Arizona has so far remained steadfastly opposed to statewide legislation restricting the use of handheld devices by drivers. Much like the stance taken in Texas, state legislators in Arizona have focused on allowing local municipalities to pass whatever local ordinances they feel best suit the needs of their citizens. But at least one state legislator feels that is not enough and has recently made statements that he will soon introduce legislation for a statewide ban on distracted driving.
Arizona State Senator-Elect Steve Farley said he was first to propose legislation aimed at texting and driving in 2007. Last week Farley he told local media he will re-introduce similar legislation next year which he will vehemently pursue in order to put Arizona on a par with other states which already passed similar legislation.

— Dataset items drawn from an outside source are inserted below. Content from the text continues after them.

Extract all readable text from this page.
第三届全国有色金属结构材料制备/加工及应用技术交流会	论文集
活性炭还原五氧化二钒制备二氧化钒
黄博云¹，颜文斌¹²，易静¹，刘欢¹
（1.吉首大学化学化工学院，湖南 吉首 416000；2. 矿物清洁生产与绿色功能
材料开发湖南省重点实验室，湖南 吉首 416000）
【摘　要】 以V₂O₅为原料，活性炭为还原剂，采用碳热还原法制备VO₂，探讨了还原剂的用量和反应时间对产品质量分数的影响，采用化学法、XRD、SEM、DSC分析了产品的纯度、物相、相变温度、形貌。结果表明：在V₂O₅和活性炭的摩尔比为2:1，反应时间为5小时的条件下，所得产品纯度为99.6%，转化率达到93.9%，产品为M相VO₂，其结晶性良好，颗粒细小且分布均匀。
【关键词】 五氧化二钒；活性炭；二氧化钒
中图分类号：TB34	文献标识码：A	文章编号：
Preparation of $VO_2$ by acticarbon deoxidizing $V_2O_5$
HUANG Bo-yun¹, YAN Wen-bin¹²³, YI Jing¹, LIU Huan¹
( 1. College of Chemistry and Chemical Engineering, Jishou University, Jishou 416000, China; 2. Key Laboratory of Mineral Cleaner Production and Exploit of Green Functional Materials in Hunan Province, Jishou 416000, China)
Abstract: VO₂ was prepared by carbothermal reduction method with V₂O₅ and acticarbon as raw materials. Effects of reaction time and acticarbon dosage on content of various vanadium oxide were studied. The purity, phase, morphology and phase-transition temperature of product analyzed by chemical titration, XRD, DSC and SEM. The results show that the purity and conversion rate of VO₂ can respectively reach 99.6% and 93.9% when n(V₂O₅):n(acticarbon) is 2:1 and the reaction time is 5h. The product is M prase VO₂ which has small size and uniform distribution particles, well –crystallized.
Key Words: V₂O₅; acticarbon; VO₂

According to the National Highway Traffic Safety Administration distracted driving is now the leading cause of fatal vehicle collisions in the United States. The NHTSA said distracted driving is now more dangerous than drink and driving, and suggested that the federal government pass a nationwide ban on the activity in an effort to promote public safety. the U.S. Congress, already contentiously debating the nation’s finances passed the buck on legislation to state legislators who have gradually undertaken to promote public safety in their jurisdiction.
In states where such laws exist drivers who violate the law face fines, fees and points added to their license, not to mention a statistically significant increased risk of being involved in a fatal collision as a result of their distracted driving behavior.